A commercially available skull-and–cervical spine model was adapted for SRS using the Leksell Gamma Knife Perfexion. The Leksell Coordinate Frame G was attached to the model, and both CT and fluoroscopic imaging were performed to determine the potential for target deviation at standard Gamma Knife treatment angles of 70°, 90°, and 110°. In addition, target deviations observed at various heights of the patient positioning table were analyzed using a pair of orthogonal fluoroscopic images obtained at a standard 90° gamma angle and compared with target position as it relates to a reference bed height of 4.5 cm.

Results

An examination of multiple radiopaque targets embedded in or affixed to the model showed target deviations ranging from as low as 3.53 mm at the medial occiput–C1 junction to 15.56 mm at the C3–4 level during 70° extension. Target deviations at 110° flexion relative to targets on a 90° CT scan included deviations ranging from 0.58 mm at the medial occiput–C1 junction to 13.32 mm at the medial C3–4 level.
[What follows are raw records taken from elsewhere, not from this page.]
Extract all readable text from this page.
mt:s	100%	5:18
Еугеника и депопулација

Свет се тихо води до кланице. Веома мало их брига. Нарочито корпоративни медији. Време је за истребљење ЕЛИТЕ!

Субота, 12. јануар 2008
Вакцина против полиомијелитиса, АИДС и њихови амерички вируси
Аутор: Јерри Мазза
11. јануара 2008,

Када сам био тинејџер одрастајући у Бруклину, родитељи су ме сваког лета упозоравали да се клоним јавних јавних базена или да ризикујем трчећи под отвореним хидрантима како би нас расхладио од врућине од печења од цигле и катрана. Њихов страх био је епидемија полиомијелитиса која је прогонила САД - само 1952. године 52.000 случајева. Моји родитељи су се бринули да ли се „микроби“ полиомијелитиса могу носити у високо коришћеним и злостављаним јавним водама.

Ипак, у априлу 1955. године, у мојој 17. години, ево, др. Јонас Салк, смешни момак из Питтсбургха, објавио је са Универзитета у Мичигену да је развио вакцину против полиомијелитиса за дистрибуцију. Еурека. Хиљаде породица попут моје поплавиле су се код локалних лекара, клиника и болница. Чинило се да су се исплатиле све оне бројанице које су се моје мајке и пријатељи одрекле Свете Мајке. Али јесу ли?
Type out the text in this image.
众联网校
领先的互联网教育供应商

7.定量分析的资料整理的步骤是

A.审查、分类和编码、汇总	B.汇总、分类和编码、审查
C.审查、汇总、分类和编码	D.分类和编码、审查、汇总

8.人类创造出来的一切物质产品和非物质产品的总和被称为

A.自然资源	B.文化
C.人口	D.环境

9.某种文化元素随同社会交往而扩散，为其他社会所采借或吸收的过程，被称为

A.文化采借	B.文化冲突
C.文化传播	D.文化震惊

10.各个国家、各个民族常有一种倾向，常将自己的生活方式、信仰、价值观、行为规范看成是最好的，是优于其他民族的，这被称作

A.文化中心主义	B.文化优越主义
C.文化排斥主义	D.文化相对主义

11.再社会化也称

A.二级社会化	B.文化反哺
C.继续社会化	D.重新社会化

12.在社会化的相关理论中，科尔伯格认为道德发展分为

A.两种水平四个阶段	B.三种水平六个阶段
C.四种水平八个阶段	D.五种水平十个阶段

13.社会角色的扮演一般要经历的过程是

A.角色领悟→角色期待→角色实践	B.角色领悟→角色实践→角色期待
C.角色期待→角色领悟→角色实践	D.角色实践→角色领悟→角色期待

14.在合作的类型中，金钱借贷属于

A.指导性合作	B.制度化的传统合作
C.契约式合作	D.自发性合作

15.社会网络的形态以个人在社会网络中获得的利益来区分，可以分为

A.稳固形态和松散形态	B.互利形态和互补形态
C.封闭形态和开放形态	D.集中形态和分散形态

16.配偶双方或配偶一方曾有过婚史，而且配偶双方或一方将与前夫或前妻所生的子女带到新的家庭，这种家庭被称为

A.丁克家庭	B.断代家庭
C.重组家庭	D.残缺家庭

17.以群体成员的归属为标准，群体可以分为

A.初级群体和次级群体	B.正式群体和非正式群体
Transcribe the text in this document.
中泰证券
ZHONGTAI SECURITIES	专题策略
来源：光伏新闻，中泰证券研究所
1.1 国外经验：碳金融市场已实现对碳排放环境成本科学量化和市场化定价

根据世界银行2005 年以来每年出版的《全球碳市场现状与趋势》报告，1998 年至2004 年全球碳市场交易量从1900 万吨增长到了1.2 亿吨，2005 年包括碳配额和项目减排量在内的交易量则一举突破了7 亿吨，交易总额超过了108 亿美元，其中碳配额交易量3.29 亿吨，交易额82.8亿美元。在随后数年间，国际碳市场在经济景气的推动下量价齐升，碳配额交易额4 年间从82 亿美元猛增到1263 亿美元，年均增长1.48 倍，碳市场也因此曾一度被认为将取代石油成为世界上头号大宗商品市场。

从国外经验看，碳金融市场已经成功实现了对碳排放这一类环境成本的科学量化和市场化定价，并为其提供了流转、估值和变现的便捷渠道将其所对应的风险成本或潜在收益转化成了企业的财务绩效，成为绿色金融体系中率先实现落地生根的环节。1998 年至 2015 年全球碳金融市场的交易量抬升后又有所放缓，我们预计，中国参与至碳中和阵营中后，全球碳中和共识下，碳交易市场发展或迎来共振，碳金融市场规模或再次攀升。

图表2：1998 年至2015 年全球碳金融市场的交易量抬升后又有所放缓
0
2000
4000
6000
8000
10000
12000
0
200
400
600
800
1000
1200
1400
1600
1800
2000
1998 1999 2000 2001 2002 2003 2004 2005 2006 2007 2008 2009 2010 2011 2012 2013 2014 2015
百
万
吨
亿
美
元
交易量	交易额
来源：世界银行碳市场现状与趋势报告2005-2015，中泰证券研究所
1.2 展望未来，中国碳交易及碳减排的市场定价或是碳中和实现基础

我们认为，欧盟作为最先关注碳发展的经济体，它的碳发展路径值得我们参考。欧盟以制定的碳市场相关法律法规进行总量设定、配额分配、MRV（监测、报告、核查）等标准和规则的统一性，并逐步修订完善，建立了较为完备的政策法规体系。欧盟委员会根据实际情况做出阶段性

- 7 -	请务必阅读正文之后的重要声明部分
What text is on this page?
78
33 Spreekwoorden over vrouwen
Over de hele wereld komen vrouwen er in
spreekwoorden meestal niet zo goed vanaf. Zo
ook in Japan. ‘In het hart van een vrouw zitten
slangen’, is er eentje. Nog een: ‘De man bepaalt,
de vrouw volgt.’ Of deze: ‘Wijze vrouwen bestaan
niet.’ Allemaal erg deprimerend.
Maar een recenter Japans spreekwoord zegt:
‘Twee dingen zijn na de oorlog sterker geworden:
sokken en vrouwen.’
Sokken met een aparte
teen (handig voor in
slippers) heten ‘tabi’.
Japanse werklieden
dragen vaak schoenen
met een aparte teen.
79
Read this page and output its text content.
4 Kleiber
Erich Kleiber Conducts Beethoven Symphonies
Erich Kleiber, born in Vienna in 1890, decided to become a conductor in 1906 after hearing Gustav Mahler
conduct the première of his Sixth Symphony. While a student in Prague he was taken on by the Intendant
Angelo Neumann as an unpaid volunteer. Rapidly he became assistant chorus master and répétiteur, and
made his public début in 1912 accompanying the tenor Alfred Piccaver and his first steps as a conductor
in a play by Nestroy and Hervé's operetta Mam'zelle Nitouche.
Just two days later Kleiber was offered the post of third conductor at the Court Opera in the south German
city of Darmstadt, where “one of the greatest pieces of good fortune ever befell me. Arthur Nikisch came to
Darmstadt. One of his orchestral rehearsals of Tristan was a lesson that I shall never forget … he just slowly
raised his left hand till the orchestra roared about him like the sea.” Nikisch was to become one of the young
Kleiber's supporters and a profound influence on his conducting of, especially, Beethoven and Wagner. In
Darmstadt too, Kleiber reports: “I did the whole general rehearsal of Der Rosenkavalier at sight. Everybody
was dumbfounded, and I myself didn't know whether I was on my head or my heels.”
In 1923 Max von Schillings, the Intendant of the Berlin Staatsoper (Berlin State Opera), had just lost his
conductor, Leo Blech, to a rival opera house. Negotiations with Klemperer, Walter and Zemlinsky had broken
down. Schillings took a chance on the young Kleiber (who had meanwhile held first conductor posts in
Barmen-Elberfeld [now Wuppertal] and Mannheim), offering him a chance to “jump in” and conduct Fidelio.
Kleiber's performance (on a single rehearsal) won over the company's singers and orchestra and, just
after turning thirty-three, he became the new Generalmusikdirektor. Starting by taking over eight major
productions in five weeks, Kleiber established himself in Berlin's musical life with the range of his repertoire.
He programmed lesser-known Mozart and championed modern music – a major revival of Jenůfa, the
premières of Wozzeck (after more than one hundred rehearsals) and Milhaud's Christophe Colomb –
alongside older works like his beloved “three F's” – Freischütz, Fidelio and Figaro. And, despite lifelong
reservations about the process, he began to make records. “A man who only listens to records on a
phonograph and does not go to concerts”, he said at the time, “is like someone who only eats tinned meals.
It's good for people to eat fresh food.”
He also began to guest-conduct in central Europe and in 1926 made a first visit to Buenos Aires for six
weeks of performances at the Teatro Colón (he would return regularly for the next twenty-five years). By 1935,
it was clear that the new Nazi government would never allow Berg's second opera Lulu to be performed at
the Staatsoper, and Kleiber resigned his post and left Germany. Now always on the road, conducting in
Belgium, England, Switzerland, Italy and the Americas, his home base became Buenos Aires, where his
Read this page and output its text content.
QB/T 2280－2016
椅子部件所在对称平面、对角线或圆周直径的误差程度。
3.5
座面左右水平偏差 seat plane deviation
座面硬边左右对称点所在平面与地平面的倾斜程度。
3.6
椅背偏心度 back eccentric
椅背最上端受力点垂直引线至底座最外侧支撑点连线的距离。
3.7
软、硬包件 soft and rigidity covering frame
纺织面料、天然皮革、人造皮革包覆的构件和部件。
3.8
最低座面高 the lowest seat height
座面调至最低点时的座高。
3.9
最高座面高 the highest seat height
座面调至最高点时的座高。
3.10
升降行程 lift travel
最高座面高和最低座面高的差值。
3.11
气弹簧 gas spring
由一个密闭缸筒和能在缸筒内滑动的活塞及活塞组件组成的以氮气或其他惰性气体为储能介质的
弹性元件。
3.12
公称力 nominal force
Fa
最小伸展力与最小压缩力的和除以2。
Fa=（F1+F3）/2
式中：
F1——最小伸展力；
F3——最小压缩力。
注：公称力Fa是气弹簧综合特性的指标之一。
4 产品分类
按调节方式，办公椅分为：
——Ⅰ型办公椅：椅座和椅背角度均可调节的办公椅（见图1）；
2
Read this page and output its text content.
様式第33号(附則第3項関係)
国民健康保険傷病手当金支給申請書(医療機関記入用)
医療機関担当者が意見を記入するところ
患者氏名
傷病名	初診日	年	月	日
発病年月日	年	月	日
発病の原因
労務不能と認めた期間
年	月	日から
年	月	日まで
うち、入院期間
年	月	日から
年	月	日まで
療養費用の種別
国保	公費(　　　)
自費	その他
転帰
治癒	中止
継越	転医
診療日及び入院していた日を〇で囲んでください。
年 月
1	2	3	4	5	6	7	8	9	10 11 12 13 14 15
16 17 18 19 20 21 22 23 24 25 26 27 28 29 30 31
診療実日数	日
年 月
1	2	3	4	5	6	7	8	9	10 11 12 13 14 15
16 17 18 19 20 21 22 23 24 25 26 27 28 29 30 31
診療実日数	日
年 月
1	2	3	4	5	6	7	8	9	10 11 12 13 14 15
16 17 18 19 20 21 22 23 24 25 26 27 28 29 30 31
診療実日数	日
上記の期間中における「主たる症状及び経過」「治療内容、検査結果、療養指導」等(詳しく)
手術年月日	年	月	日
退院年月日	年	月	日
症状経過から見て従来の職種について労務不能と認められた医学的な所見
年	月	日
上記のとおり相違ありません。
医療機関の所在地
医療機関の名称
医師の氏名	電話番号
Relative to targets observed at the Perfexion table height of 4.5 cm, target deviation at a table height of 3 cm varied from 0.44 to 5.26 mm. At a table height of 5.5 cm, target deviation varied from 0.44 to 3.60 mm, and at a maximum height of 5.8 cm, target deviation varied from 0.62 to 4.30 mm.

Conclusions

Target deviation grossly exceeded clinical tolerance and was greater the farther the distance between the cranial base and the cervical spine target. Simple and reproducible methods that allow SRS centers to immobilize the patient's cervical spine using the currently available model G head frame are necessary to increase the range of targets that can be treated safely using the Leksell Gamma Knife Perfexion.